Anayasa Mahkemesi (AYM), somut olgular içeren gizli tanık ifadelerinin, başka yan delillerle desteklenmeden de "kuvvetli suç belirtisi" olarak kabul edileceğini belirterek, bu şekilde verilen tutuklamaların hukuka uygun olacağını kaydetti. Ancak bu durum uluslararahı hukuk ormları açısından hukuki değil. aksine siyasi bir karar. Türkiye'nin en üst yargı mercii olan AYM bu kararı ile, Doğu Perinçek'in 'Hukuk siyasetin köpeğidir' sözünü bir kez daha tescillemiş oldu.

SHABER3.COM

DW'den Alican Uludağ'ın haberine göre, Anayasa Mahkemesi (AYM), ilk kez Ergenekon soruşturması sırasında savcı Zekeriya Öz tarafından kullanılan, 15 Temmuz darbe girişimi sonrasında da sıkça başvurulan gizli tanıklar konusunda tartışma yaratan bir karar verdi. Mahkeme, "somut olgular" içermesi halinde tek başına gizli tanık ifadesiyle tutuklama kararı verilebileceğine hükmetti. Hukukçu Celal Ülgen, tek başına gizli tanığın ifadesinin hükme esas olamayacağını belirterek, "kuşkuya kapıldım" dedi.

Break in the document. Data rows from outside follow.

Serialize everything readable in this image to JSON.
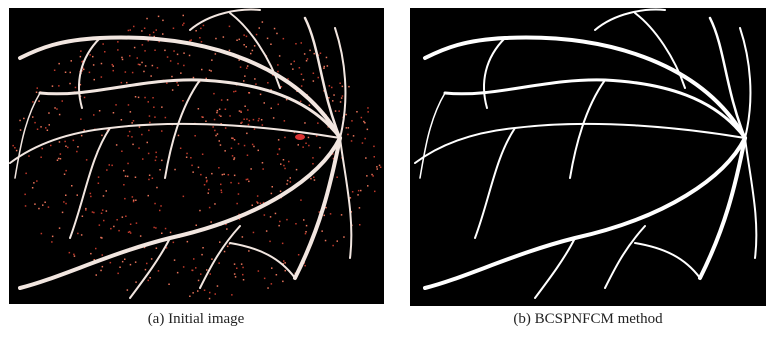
{
  "figure": {
    "panels": [
      {
        "caption": "(a) Initial image"
      },
      {
        "caption": "(b) BCSPNFCM method"
      }
    ]
  }
}
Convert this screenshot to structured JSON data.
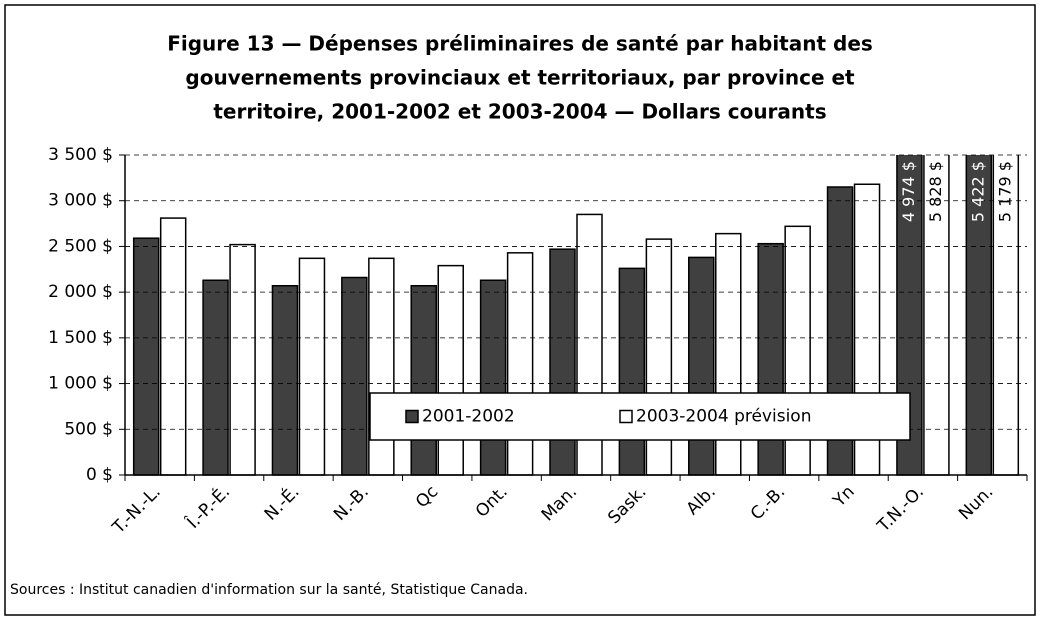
{
  "chart_data": {
    "type": "bar",
    "title": [
      "Figure 13 — Dépenses préliminaires de santé par habitant des",
      "gouvernements provinciaux et territoriaux, par province et",
      "territoire, 2001-2002 et 2003-2004 — Dollars courants"
    ],
    "categories": [
      "T.-N.-L.",
      "Î.-P.-É.",
      "N.-É.",
      "N.-B.",
      "Qc",
      "Ont.",
      "Man.",
      "Sask.",
      "Alb.",
      "C.-B.",
      "Yn",
      "T.N.-O.",
      "Nun."
    ],
    "series": [
      {
        "name": "2001-2002",
        "color": "#404040",
        "values": [
          2590,
          2130,
          2070,
          2160,
          2070,
          2130,
          2470,
          2260,
          2380,
          2530,
          3150,
          4974,
          5422
        ],
        "value_labels": [
          null,
          null,
          null,
          null,
          null,
          null,
          null,
          null,
          null,
          null,
          null,
          "4 974 $",
          "5 422 $"
        ]
      },
      {
        "name": "2003-2004 prévision",
        "color": "#ffffff",
        "values": [
          2810,
          2520,
          2370,
          2370,
          2290,
          2430,
          2850,
          2580,
          2640,
          2720,
          3180,
          5828,
          5179
        ],
        "value_labels": [
          null,
          null,
          null,
          null,
          null,
          null,
          null,
          null,
          null,
          null,
          null,
          "5 828 $",
          "5 179 $"
        ]
      }
    ],
    "ylim": [
      0,
      3500
    ],
    "yticks": [
      {
        "value": 0,
        "label": "0 $"
      },
      {
        "value": 500,
        "label": "500 $"
      },
      {
        "value": 1000,
        "label": "1 000 $"
      },
      {
        "value": 1500,
        "label": "1 500 $"
      },
      {
        "value": 2000,
        "label": "2 000 $"
      },
      {
        "value": 2500,
        "label": "2 500 $"
      },
      {
        "value": 3000,
        "label": "3 000 $"
      },
      {
        "value": 3500,
        "label": "3 500 $"
      }
    ],
    "grid": true,
    "legend": "bottom",
    "source": "Sources : Institut canadien d'information sur la santé, Statistique Canada."
  }
}
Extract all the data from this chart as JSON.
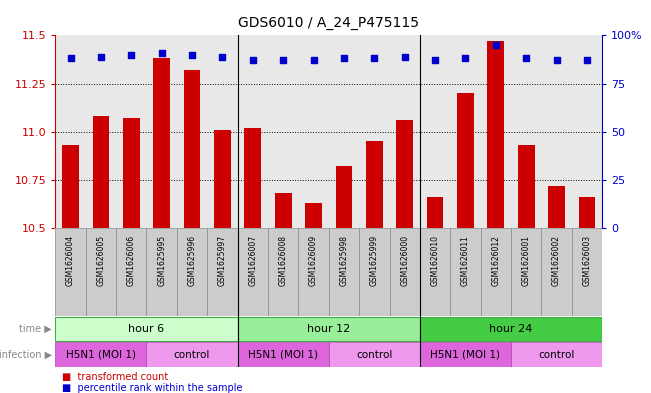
{
  "title": "GDS6010 / A_24_P475115",
  "samples": [
    "GSM1626004",
    "GSM1626005",
    "GSM1626006",
    "GSM1625995",
    "GSM1625996",
    "GSM1625997",
    "GSM1626007",
    "GSM1626008",
    "GSM1626009",
    "GSM1625998",
    "GSM1625999",
    "GSM1626000",
    "GSM1626010",
    "GSM1626011",
    "GSM1626012",
    "GSM1626001",
    "GSM1626002",
    "GSM1626003"
  ],
  "transformed_counts": [
    10.93,
    11.08,
    11.07,
    11.38,
    11.32,
    11.01,
    11.02,
    10.68,
    10.63,
    10.82,
    10.95,
    11.06,
    10.66,
    11.2,
    11.47,
    10.93,
    10.72,
    10.66
  ],
  "percentile_ranks": [
    88,
    89,
    90,
    91,
    90,
    89,
    87,
    87,
    87,
    88,
    88,
    89,
    87,
    88,
    95,
    88,
    87,
    87
  ],
  "ylim_left": [
    10.5,
    11.5
  ],
  "ylim_right": [
    0,
    100
  ],
  "yticks_left": [
    10.5,
    10.75,
    11.0,
    11.25,
    11.5
  ],
  "yticks_right": [
    0,
    25,
    50,
    75,
    100
  ],
  "bar_color": "#cc0000",
  "dot_color": "#0000cc",
  "bar_bottom": 10.5,
  "time_groups": [
    {
      "label": "hour 6",
      "start": 0,
      "end": 6,
      "color": "#ccffcc"
    },
    {
      "label": "hour 12",
      "start": 6,
      "end": 12,
      "color": "#99ee99"
    },
    {
      "label": "hour 24",
      "start": 12,
      "end": 18,
      "color": "#44cc44"
    }
  ],
  "inf_groups": [
    {
      "label": "H5N1 (MOI 1)",
      "start": 0,
      "end": 3,
      "color": "#dd66dd"
    },
    {
      "label": "control",
      "start": 3,
      "end": 6,
      "color": "#ee99ee"
    },
    {
      "label": "H5N1 (MOI 1)",
      "start": 6,
      "end": 9,
      "color": "#dd66dd"
    },
    {
      "label": "control",
      "start": 9,
      "end": 12,
      "color": "#ee99ee"
    },
    {
      "label": "H5N1 (MOI 1)",
      "start": 12,
      "end": 15,
      "color": "#dd66dd"
    },
    {
      "label": "control",
      "start": 15,
      "end": 18,
      "color": "#ee99ee"
    }
  ],
  "time_label": "time",
  "infection_label": "infection",
  "legend1": "transformed count",
  "legend2": "percentile rank within the sample",
  "sample_box_color": "#cccccc",
  "sample_box_edge": "#888888",
  "plot_bg": "#ffffff",
  "left_axis_color": "#cc0000",
  "right_axis_color": "#0000cc",
  "grid_color": "#000000",
  "sep_color": "#000000",
  "label_color": "#888888"
}
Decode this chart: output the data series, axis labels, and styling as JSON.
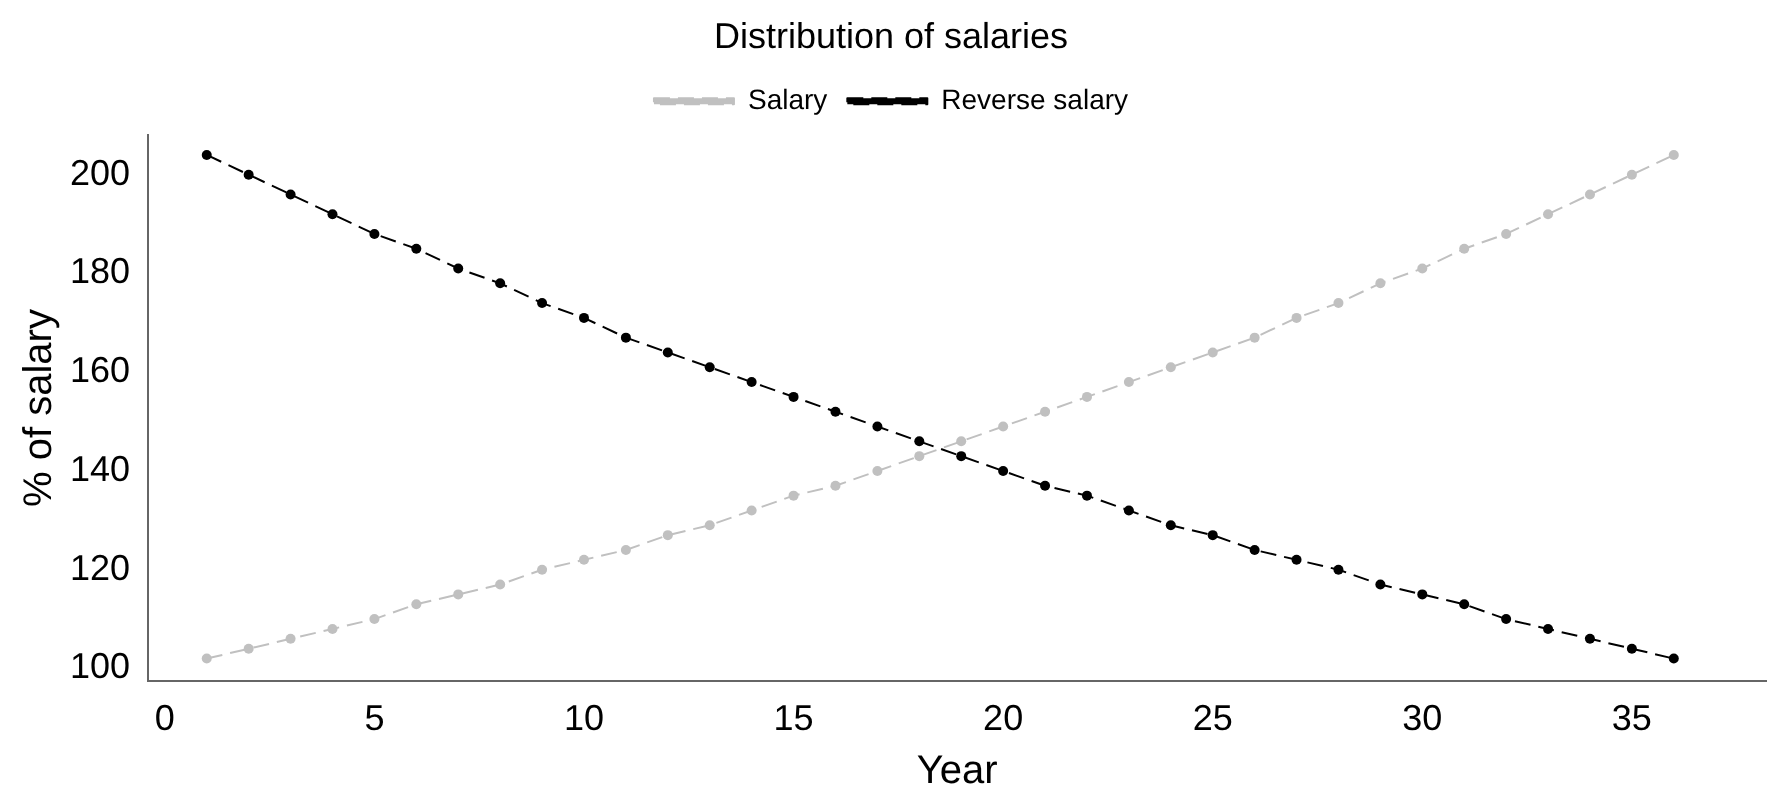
{
  "chart_data": {
    "type": "line",
    "title": "Distribution of salaries",
    "xlabel": "Year",
    "ylabel": "% of salary",
    "x": [
      1,
      2,
      3,
      4,
      5,
      6,
      7,
      8,
      9,
      10,
      11,
      12,
      13,
      14,
      15,
      16,
      17,
      18,
      19,
      20,
      21,
      22,
      23,
      24,
      25,
      26,
      27,
      28,
      29,
      30,
      31,
      32,
      33,
      34,
      35,
      36
    ],
    "series": [
      {
        "name": "Salary",
        "color": "#c0c0c0",
        "line_style": "dashed",
        "values": [
          102,
          104,
          106,
          108,
          110,
          113,
          115,
          117,
          120,
          122,
          124,
          127,
          129,
          132,
          135,
          137,
          140,
          143,
          146,
          149,
          152,
          155,
          158,
          161,
          164,
          167,
          171,
          174,
          178,
          181,
          185,
          188,
          192,
          196,
          200,
          204
        ]
      },
      {
        "name": "Reverse salary",
        "color": "#000000",
        "line_style": "dashed",
        "values": [
          204,
          200,
          196,
          192,
          188,
          185,
          181,
          178,
          174,
          171,
          167,
          164,
          161,
          158,
          155,
          152,
          149,
          146,
          143,
          140,
          137,
          135,
          132,
          129,
          127,
          124,
          122,
          120,
          117,
          115,
          113,
          110,
          108,
          106,
          104,
          102
        ]
      }
    ],
    "xlim": [
      -0.4,
      38.2
    ],
    "xticks": [
      0,
      5,
      10,
      15,
      20,
      25,
      30,
      35
    ],
    "ylim": [
      97.5,
      208
    ],
    "yticks": [
      100,
      120,
      140,
      160,
      180,
      200
    ],
    "grid": false,
    "legend": "top",
    "marker": "circle"
  }
}
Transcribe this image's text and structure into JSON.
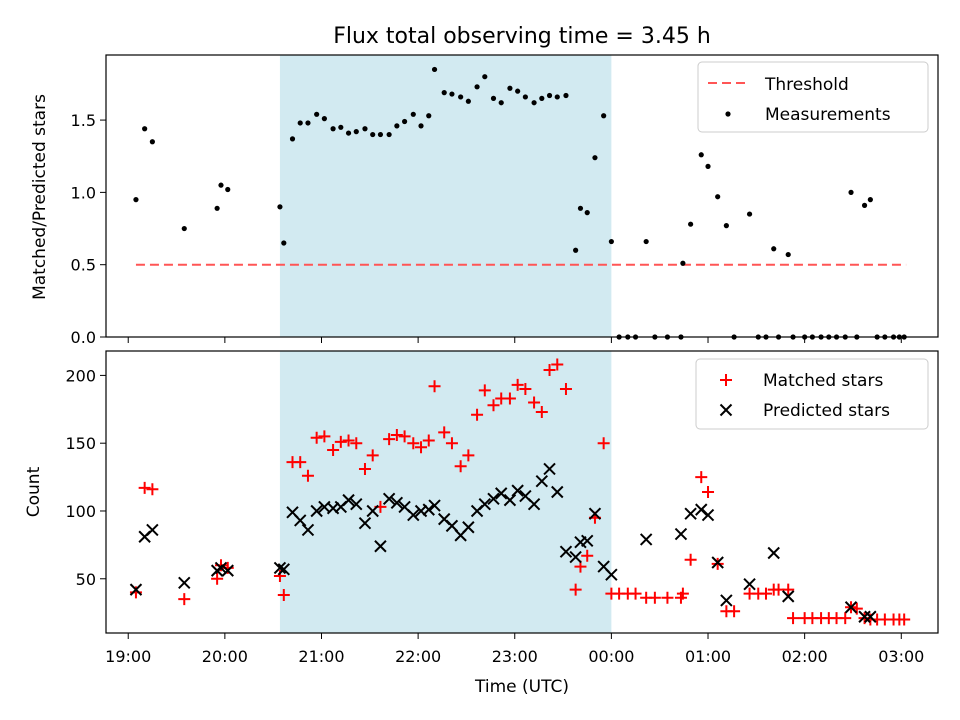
{
  "chart_data": {
    "title": "Flux total observing time = 3.45 h",
    "xlabel": "Time (UTC)",
    "xticks": [
      "19:00",
      "20:00",
      "21:00",
      "22:00",
      "23:00",
      "00:00",
      "01:00",
      "02:00",
      "03:00"
    ],
    "xlim_hours": [
      18.77,
      27.38
    ],
    "shaded_interval_hours": [
      20.57,
      24.0
    ],
    "shade_color": "#add8e6",
    "top": {
      "type": "scatter",
      "ylabel": "Matched/Predicted stars",
      "ylim": [
        0,
        1.95
      ],
      "yticks": [
        "0.0",
        "0.5",
        "1.0",
        "1.5"
      ],
      "legend_position": "upper right",
      "threshold": {
        "name": "Threshold",
        "value": 0.5,
        "x_range_hours": [
          19.08,
          27.05
        ],
        "color": "#ff5555"
      },
      "measurements": {
        "name": "Measurements",
        "color": "#000000",
        "x": [
          19.08,
          19.17,
          19.25,
          19.58,
          19.92,
          19.96,
          20.03,
          20.57,
          20.61,
          20.7,
          20.78,
          20.86,
          20.95,
          21.03,
          21.12,
          21.2,
          21.28,
          21.36,
          21.45,
          21.53,
          21.61,
          21.7,
          21.78,
          21.86,
          21.95,
          22.03,
          22.11,
          22.17,
          22.27,
          22.35,
          22.44,
          22.52,
          22.61,
          22.69,
          22.78,
          22.86,
          22.95,
          23.03,
          23.11,
          23.2,
          23.28,
          23.36,
          23.44,
          23.53,
          23.63,
          23.68,
          23.75,
          23.83,
          23.92,
          24.0,
          24.08,
          24.17,
          24.25,
          24.36,
          24.45,
          24.58,
          24.72,
          24.74,
          24.82,
          24.93,
          25.0,
          25.1,
          25.19,
          25.27,
          25.43,
          25.52,
          25.6,
          25.68,
          25.73,
          25.83,
          25.88,
          26.0,
          26.08,
          26.17,
          26.25,
          26.33,
          26.42,
          26.48,
          26.54,
          26.62,
          26.68,
          26.75,
          26.83,
          26.92,
          26.98,
          27.03
        ],
        "y": [
          0.95,
          1.44,
          1.35,
          0.75,
          0.89,
          1.05,
          1.02,
          0.9,
          0.65,
          1.37,
          1.48,
          1.48,
          1.54,
          1.51,
          1.44,
          1.45,
          1.41,
          1.42,
          1.44,
          1.4,
          1.4,
          1.4,
          1.46,
          1.49,
          1.54,
          1.46,
          1.53,
          1.85,
          1.69,
          1.68,
          1.66,
          1.63,
          1.73,
          1.8,
          1.65,
          1.62,
          1.72,
          1.7,
          1.66,
          1.62,
          1.65,
          1.67,
          1.66,
          1.67,
          0.6,
          0.89,
          0.86,
          1.24,
          1.53,
          0.66,
          0.0,
          0.0,
          0.0,
          0.66,
          0.0,
          0.0,
          0.0,
          0.51,
          0.78,
          1.26,
          1.18,
          0.97,
          0.77,
          0.0,
          0.85,
          0.0,
          0.0,
          0.61,
          0.0,
          0.57,
          0.0,
          0.0,
          0.0,
          0.0,
          0.0,
          0.0,
          0.0,
          1.0,
          0.0,
          0.91,
          0.95,
          0.0,
          0.0,
          0.0,
          0.0,
          0.0
        ]
      }
    },
    "bottom": {
      "type": "scatter",
      "ylabel": "Count",
      "ylim": [
        10,
        218
      ],
      "yticks": [
        "50",
        "100",
        "150",
        "200"
      ],
      "legend_position": "upper right",
      "series": [
        {
          "name": "Matched stars",
          "marker": "plus",
          "color": "#ff0000",
          "x": [
            19.08,
            19.17,
            19.25,
            19.58,
            19.92,
            19.96,
            20.03,
            20.57,
            20.61,
            20.7,
            20.78,
            20.86,
            20.95,
            21.03,
            21.12,
            21.2,
            21.28,
            21.36,
            21.45,
            21.53,
            21.61,
            21.7,
            21.78,
            21.86,
            21.95,
            22.03,
            22.11,
            22.17,
            22.27,
            22.35,
            22.44,
            22.52,
            22.61,
            22.69,
            22.78,
            22.86,
            22.95,
            23.03,
            23.11,
            23.2,
            23.28,
            23.36,
            23.44,
            23.53,
            23.63,
            23.68,
            23.75,
            23.83,
            23.92,
            24.0,
            24.08,
            24.17,
            24.25,
            24.36,
            24.45,
            24.58,
            24.72,
            24.74,
            24.82,
            24.93,
            25.0,
            25.1,
            25.19,
            25.27,
            25.43,
            25.52,
            25.6,
            25.68,
            25.73,
            25.83,
            25.88,
            26.0,
            26.08,
            26.17,
            26.25,
            26.33,
            26.42,
            26.48,
            26.54,
            26.62,
            26.68,
            26.75,
            26.83,
            26.92,
            26.98,
            27.03
          ],
          "y": [
            40,
            117,
            116,
            35,
            50,
            60,
            58,
            52,
            38,
            136,
            136,
            126,
            154,
            155,
            145,
            151,
            152,
            150,
            131,
            141,
            103,
            153,
            156,
            155,
            150,
            147,
            152,
            192,
            158,
            150,
            133,
            141,
            171,
            189,
            178,
            183,
            183,
            193,
            190,
            180,
            173,
            204,
            208,
            190,
            42,
            59,
            67,
            95,
            150,
            39,
            39,
            39,
            39,
            36,
            36,
            36,
            36,
            39,
            64,
            125,
            114,
            61,
            26,
            26,
            39,
            39,
            39,
            42,
            42,
            42,
            21,
            21,
            21,
            21,
            21,
            21,
            21,
            29,
            28,
            21,
            20,
            20,
            20,
            20,
            20,
            20
          ]
        },
        {
          "name": "Predicted stars",
          "marker": "x",
          "color": "#000000",
          "x": [
            19.08,
            19.17,
            19.25,
            19.58,
            19.92,
            19.96,
            20.03,
            20.57,
            20.61,
            20.7,
            20.78,
            20.86,
            20.95,
            21.03,
            21.12,
            21.2,
            21.28,
            21.36,
            21.45,
            21.53,
            21.61,
            21.7,
            21.78,
            21.86,
            21.95,
            22.03,
            22.11,
            22.17,
            22.27,
            22.35,
            22.44,
            22.52,
            22.61,
            22.69,
            22.78,
            22.86,
            22.95,
            23.03,
            23.11,
            23.2,
            23.28,
            23.36,
            23.44,
            23.53,
            23.63,
            23.68,
            23.75,
            23.83,
            23.92,
            24.0,
            24.36,
            24.72,
            24.82,
            24.93,
            25.0,
            25.1,
            25.19,
            25.43,
            25.68,
            25.83,
            26.48,
            26.62,
            26.68
          ],
          "y": [
            42,
            81,
            86,
            47,
            56,
            58,
            56,
            58,
            57,
            99,
            93,
            86,
            100,
            103,
            102,
            103,
            108,
            105,
            91,
            100,
            74,
            109,
            106,
            103,
            97,
            100,
            101,
            104,
            94,
            89,
            82,
            88,
            100,
            105,
            109,
            113,
            108,
            115,
            111,
            105,
            122,
            131,
            114,
            70,
            66,
            77,
            78,
            98,
            59,
            53,
            79,
            83,
            98,
            101,
            97,
            62,
            34,
            46,
            69,
            37,
            29,
            22,
            22
          ]
        }
      ]
    }
  }
}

Anayasa Mahkemesi, tek başına gizli tanık ifadesiyle tutuklama kararı verilebilmesinin önünü açan bir karara imza attı. Arasında İrfan Fidan'ın da olduğu beş üyeli AYM Birinci Bölüm, Diyarbakır Eğil Belediye Meclis Üyesi Rıza Barut'un gizli tanık ifadesi üzerine 2020 yılında "terör örgütü üyeliği" iddiasıyla bir ay süreliğine tutuklanmasıyla ilgili hak ihlali kararı verdi.

Mahkeme, gerekçeli kararında Barut'la ilgili gizli tanık ifadesinin "soyut beyanlar" içerdiği; yer, zaman, kişi ve eylem bilgileri ihtiva etmediği ve bu anlamda yargı makamlarına denetim imkanı vermediği belirtti. Bu nedenle Barut'un tutuklanması hukuka aykırı bulundu. 
AYM'den tartışmalı gizli tanık içtihadı

Ancak Yüksek Mahkeme, gerekçeli kararının ayrıntılarında, tek başına gizli tanık ifadesiyle kişilerin tutuklanabileceğini belirtti. Kararda; daha önce Rahip Brunson gibi bazı AYM kararlarında diğer tanık anlatımları ve telefon görüşmeleriyle desteklenen gizli tanık anlatımlarını kuvvetli belirti olarak kabul edildiği anımsatıldı. Ancak mahkeme, Rıza Barut kararında tek başına gizli tanık beyanının "kuvvetli belirti olup olmadığına yönelik" ilk kez değerlendirme yaptı.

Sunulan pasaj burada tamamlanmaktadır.